There’s an app for almost everything nowadays – even for councils – and they offer a very real opportunity to connect people, communities and local government together. Mobile apps can have significant potential benefits for the general public and have the power to improve government services.
If residents want to find out about local schools, check recycling dates or renew a library book many now do it using their mobile phones. While it’s important to make sure local council websites allow access to services, increasingly the most obvious way to engage users in their local services is through the convenience of a mobile app. Apps are relatively easy to develop, and universally accessible to citizens of all ages.
The challenges for local government and council apps is to ensure that enough people are made aware of their functionality and enticed enough to incorporate them into their regular app usage. A good app needs to be functional and intuitive, but most importantly it needs to be maintained and updated.
Here we have created a list of some of the most innovative council apps from around the world.
Milton Keynes Council Parking App
In Milton Keynes the land value of a parking space is more than €10,000 and annual maintenance is over €200. To cut costs and help motorists the Milton Keynes council has started installing sensors in car parks. The data is transmitted wirelessly to receivers on lamp posts and then to a central data hub. Drivers can locate and reserve empty spaces in real time via an Android or iPhone app. The data is also used to improve services – for example, by revealing that the maximum wait limit in the station drop-off zone was too short for most drivers.
Here at home, DublinTown in collaboration with Dublin City Council and the National Transport Authority have also developed a fairly nifty parking app, designed to guide motorists to their car park or hotel of choice in Dublin City Centre, with regular updates on temporary road closures, diversions and roadworks.
Launched almost a decade ago in New Haven, Connecticut, SeeClickFix allows users to play an integral role in public services, reporting problems like potholes and light outages anonymously. According to co-founder Ben Berkowitz, the technology is used by over 300 municipalities and government groups across the US and has solved 85 percent of all reported issues. There are variations of this springing up across the globe, including Ireland, which is very exciting news indeed.
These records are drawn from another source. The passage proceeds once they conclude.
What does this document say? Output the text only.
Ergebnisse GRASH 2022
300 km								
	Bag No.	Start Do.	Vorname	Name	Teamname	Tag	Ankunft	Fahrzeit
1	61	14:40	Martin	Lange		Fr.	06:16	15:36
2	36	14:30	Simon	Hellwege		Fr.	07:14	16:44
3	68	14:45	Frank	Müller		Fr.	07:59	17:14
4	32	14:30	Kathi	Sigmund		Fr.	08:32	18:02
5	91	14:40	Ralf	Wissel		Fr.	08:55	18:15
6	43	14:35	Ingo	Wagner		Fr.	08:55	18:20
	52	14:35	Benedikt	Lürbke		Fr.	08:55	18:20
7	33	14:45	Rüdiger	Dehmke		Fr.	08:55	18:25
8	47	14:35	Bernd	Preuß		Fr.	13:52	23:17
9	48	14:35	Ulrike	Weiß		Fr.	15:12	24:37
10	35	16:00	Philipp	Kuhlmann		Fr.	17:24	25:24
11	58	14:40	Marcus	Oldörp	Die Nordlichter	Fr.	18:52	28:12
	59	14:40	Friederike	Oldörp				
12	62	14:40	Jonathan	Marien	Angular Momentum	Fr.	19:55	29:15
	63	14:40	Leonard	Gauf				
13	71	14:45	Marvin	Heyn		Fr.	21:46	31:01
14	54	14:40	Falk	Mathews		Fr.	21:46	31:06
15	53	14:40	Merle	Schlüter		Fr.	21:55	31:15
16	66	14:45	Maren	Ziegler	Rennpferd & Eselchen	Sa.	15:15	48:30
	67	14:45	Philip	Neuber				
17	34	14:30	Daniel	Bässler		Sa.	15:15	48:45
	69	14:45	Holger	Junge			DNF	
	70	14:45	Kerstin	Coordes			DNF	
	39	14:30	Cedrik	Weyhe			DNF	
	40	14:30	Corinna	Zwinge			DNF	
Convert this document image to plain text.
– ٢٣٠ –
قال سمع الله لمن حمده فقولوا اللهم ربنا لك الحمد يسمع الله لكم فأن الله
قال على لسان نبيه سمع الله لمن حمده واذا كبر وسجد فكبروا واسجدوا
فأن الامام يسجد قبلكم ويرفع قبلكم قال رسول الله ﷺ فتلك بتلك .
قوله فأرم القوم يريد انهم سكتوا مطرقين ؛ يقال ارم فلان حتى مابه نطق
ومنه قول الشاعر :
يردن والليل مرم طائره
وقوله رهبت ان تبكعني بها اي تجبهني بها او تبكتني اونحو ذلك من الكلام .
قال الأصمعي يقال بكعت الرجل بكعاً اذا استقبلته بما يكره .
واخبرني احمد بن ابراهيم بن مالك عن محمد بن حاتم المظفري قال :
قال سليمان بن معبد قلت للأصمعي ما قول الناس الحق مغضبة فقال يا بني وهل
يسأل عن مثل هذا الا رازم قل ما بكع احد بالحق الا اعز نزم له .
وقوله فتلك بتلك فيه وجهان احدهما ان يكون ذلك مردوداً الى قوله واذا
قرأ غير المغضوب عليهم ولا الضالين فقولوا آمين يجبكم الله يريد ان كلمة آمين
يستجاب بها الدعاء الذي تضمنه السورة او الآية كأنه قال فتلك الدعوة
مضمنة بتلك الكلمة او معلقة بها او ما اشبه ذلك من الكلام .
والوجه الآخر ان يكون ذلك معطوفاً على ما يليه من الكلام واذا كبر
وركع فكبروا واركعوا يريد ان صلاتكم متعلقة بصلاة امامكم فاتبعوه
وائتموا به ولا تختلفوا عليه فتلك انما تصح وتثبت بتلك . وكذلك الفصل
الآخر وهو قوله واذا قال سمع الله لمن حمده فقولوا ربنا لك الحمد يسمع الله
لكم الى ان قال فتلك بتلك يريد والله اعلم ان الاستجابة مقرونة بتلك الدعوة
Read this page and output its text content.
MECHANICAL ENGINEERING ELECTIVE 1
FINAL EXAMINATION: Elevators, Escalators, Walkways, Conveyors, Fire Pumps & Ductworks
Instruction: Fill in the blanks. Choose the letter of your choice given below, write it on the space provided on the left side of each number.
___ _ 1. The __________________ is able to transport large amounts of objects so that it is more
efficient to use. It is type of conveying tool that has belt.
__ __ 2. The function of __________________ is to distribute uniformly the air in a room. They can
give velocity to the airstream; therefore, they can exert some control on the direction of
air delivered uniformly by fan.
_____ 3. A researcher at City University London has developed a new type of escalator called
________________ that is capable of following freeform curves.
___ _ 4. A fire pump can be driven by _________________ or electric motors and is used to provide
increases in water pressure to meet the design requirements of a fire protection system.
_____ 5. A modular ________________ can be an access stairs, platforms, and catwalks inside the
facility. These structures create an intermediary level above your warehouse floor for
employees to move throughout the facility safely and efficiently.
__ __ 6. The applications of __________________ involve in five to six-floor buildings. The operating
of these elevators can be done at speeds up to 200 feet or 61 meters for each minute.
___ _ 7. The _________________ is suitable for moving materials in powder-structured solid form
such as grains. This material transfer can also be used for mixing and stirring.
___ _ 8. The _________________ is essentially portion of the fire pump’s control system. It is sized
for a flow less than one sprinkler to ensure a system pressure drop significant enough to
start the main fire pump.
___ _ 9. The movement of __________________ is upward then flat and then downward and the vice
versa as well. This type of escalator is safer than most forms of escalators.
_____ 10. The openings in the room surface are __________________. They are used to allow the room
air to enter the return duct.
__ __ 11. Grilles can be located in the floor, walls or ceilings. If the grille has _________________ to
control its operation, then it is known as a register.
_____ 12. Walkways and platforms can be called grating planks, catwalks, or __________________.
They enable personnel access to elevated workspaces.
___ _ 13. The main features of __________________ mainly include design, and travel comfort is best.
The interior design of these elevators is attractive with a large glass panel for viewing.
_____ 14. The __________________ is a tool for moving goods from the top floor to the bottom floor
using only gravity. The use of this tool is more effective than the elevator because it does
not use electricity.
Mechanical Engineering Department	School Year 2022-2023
Arkansas is the first US state to allow citizens to access local services via a digital personal assistant, Gov2Go – and says it’s a great success. Accessible via native mobile apps, the Apple Watch and TV apps and the web, Gov2Go alerts users to important government deadlines such as voter registration, property tax payments and car tag renewals.
The Noise App
Operated by North Hertfordshire District Council, UK, The Noise App enables users to make complaints regarding noise nuisances. Users can make short audio recordings and then enter details about the nature of the disturbance which then combine to make an electronic noise diary. This can then easily be sent to the Council for investigation by submitting the complaint via the app.
Unfolding News Story App
Of course there have been some very innovative apps developed on home tuft. Fingal County Council’s award winning Unfolding News Story App is all about keeping customers up to date on all the latest local authority news events are taking place across the locality. As stories become outdated they automatically disappear and update with new ones, so content is always relevant. The app won a prestigious competition held by ESRI Ireland last year.